Pero bien mirado, esta Audrey Hepburn del anuncio de Galaxy, esta Audrey programada, hecha de líneas de código, es ya algo más que una máscara. Sí, algo de ella y de su inconfundible estilo y de su personalidad existe ya  bajo la máscara, y se ha reproducido con el mismo talento. No ha sido por tanto solo un trabajo de informáticos, también ha sido creación de entusiastas y expertos en el espíritu Audrey. Al margen del fondo musical del Moon River de Desayuno en Tiffany´s, la Audrey Hepburn resultante está inspirada sobre todo en la de Vacaciones en Roma y Sabrina, y es más que una imagen computerizada. Hay, empieza a haber, chispa poética y artística. La de la recreación, de la representación inteligente. La chispa del arte, en definitiva.

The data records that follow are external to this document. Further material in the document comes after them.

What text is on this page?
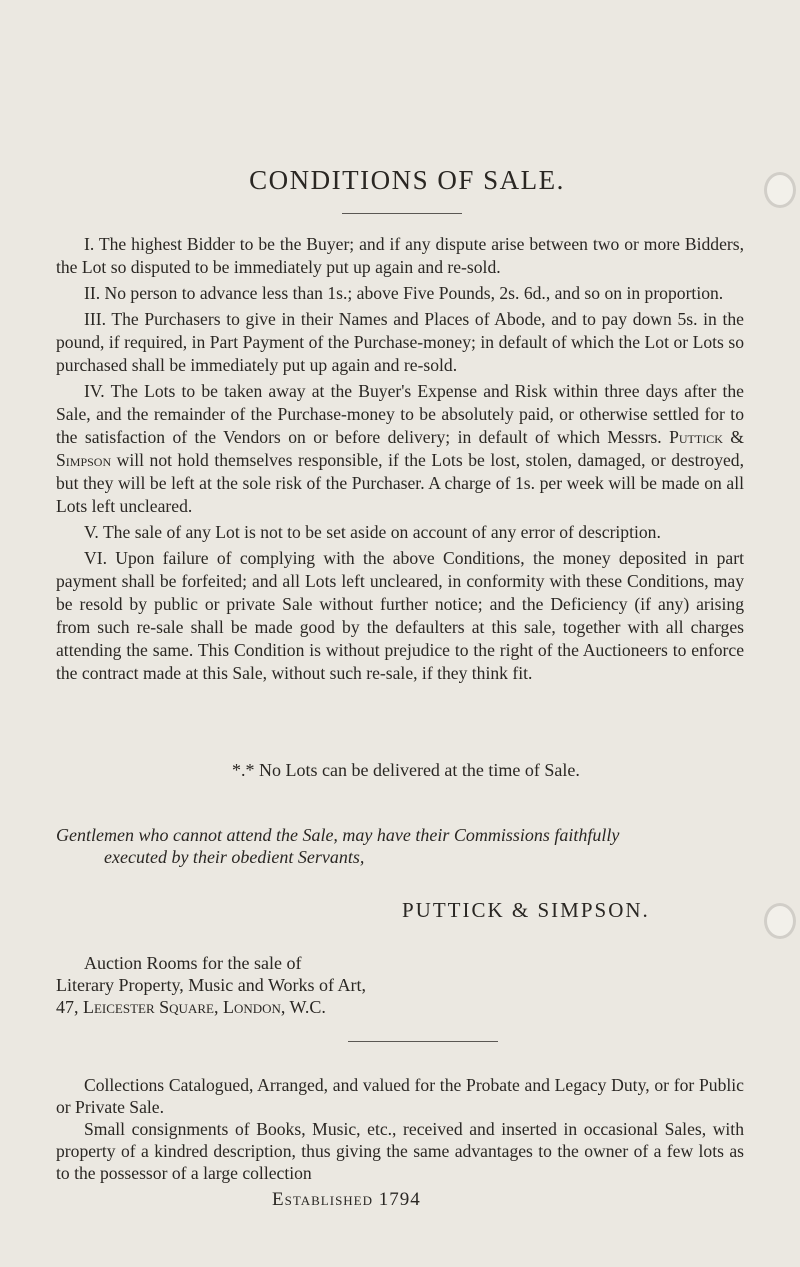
CONDITIONS OF SALE.

I. The highest Bidder to be the Buyer; and if any dispute arise between two or more Bidders, the Lot so disputed to be immediately put up again and re-sold.

II. No person to advance less than 1s.; above Five Pounds, 2s. 6d., and so on in proportion.

III. The Purchasers to give in their Names and Places of Abode, and to pay down 5s. in the pound, if required, in Part Payment of the Purchase-money; in default of which the Lot or Lots so purchased shall be immediately put up again and re-sold.

IV. The Lots to be taken away at the Buyer's Expense and Risk within three days after the Sale, and the remainder of the Purchase-money to be absolutely paid, or otherwise settled for to the satisfaction of the Vendors on or before delivery; in default of which Messrs. Puttick & Simpson will not hold themselves responsible, if the Lots be lost, stolen, damaged, or destroyed, but they will be left at the sole risk of the Purchaser. A charge of 1s. per week will be made on all Lots left uncleared.

V. The sale of any Lot is not to be set aside on account of any error of description.

VI. Upon failure of complying with the above Conditions, the money deposited in part payment shall be forfeited; and all Lots left uncleared, in conformity with these Conditions, may be resold by public or private Sale without further notice; and the Deficiency (if any) arising from such re-sale shall be made good by the defaulters at this sale, together with all charges attending the same. This Condition is without prejudice to the right of the Auctioneers to enforce the contract made at this Sale, without such re-sale, if they think fit.

*.* No Lots can be delivered at the time of Sale.
Gentlemen who cannot attend the Sale, may have their Commissions faithfully
executed by their obedient Servants,
PUTTICK & SIMPSON.
Auction Rooms for the sale of
Literary Property, Music and Works of Art,
47, Leicester Square, London, W.C.

Collections Catalogued, Arranged, and valued for the Probate and Legacy Duty, or for Public or Private Sale.

Small consignments of Books, Music, etc., received and inserted in occasional Sales, with property of a kindred description, thus giving the same advantages to the owner of a few lots as to the possessor of a large collection

Established 1794
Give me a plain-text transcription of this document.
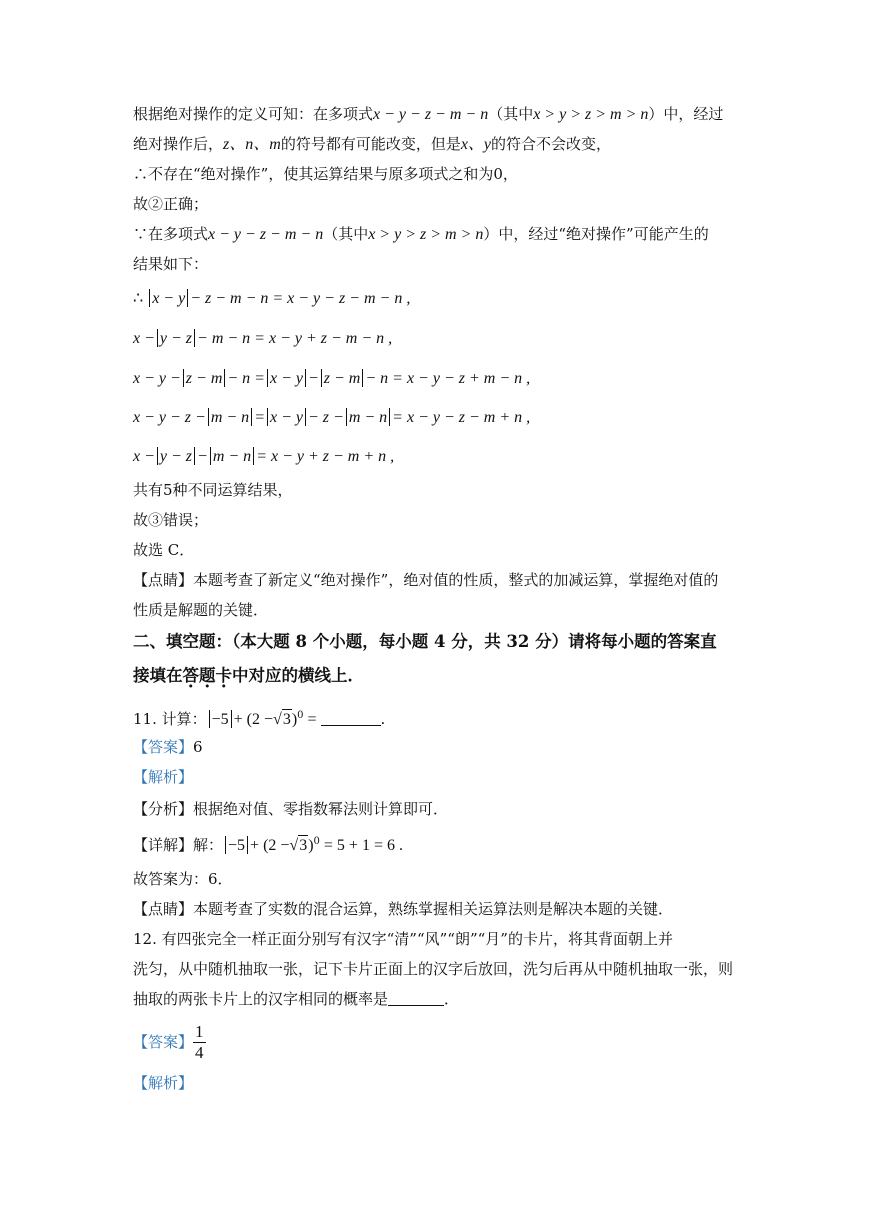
根据绝对操作的定义可知：在多项式x − y − z − m − n（其中x > y > z > m > n）中，经过
绝对操作后，z、n、m的符号都有可能改变，但是x、y的符合不会改变，
∴不存在“绝对操作”，使其运算结果与原多项式之和为0，
故②正确；
∵在多项式x − y − z − m − n（其中x > y > z > m > n）中，经过“绝对操作”可能产生的
结果如下：
∴ x − y − z − m − n = x − y − z − m − n ,
x − y − z − m − n = x − y + z − m − n ,
x − y − z − m − n = x − y − z − m − n = x − y − z + m − n ,
x − y − z − m − n = x − y − z − m − n = x − y − z − m + n ,
x − y − z − m − n = x − y + z − m + n ,
共有5种不同运算结果，
故③错误；
故选 C．
【点睛】本题考查了新定义“绝对操作”，绝对值的性质，整式的加减运算，掌握绝对值的
性质是解题的关键．
二、填空题：（本大题 8 个小题，每小题 4 分，共 32 分）请将每小题的答案直
接填在答题卡中对应的横线上．
11. 计算： $-5 + (2 -√3)^0$ =	.
【答案】6
【解析】
【分析】根据绝对值、零指数幂法则计算即可．
【详解】解： $-5 + (2 -√3)^0 = 5 + 1 = 6$ .
故答案为：6．
【点睛】本题考查了实数的混合运算，熟练掌握相关运算法则是解决本题的关键．
12. 有四张完全一样正面分别写有汉字“清”“风”“朗”“月”的卡片，将其背面朝上并
洗匀，从中随机抽取一张，记下卡片正面上的汉字后放回，洗匀后再从中随机抽取一张，则
抽取的两张卡片上的汉字相同的概率是	．
【答案】 $\frac{1}{4}$
【解析】
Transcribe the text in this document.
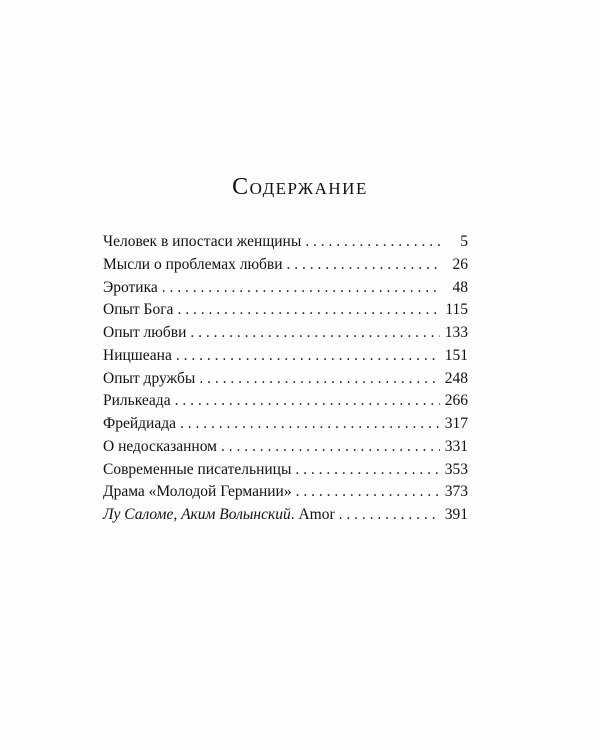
Содержание
Человек в ипостаси женщины . . .	5
Мысли о проблемах любви . . .	26
Эротика . . .	48
Опыт Бога . . .	115
Опыт любви . . .	133
Ницшеана . . .	151
Опыт дружбы . . .	248
Рилькеада . . .	266
Фрейдиада . . .	317
О недосказанном . . .	331
Современные писательницы . . .	353
Драма «Молодой Германии» . . .	373
Лу Саломе, Аким Волынский. Amor . . .	391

¿Qué es al fin y al cabo eso que hoy día llamamos Audrey Hepburn? Es una presencia y un espíritu que nos llegan desde las viejas imágenes. En el futuro, podremos aumentar el número de esas imágenes. Recuperar la máscara de Audrey Hepburn en su totalidad, reproducirla hasta lo indistinguible e insertarla allá donde deseemos, es algo que tenemos ya casi al alcance de la mano. Pero  recuperar a la autentica y original Audrey exigirá más recursos que los estrictamente técnicos. Su imagen (su “cuerpo”) la recrearán los informáticos, pero su espíritu (su personalidad, su estilo, sus registros interpretativos, sus reacciones) serán tarea de eruditos, especialistas en cine y en la actriz . Una Audrey Hepburn  resucitada protagonizando nuevas ficciones, siendo ella por completo, será un logro de la técnica pero también del arte. Los académicos, los expertos en cine y en interpretación, los artistas o los psicólogos habrán de insuflarle el alma a esa arcilla. Entonces habremos recuperado máscara y alma. Una nueva Audrey Hepburn echará al fin a andar, y no será solo un simpático autómata. Será ella. O casi.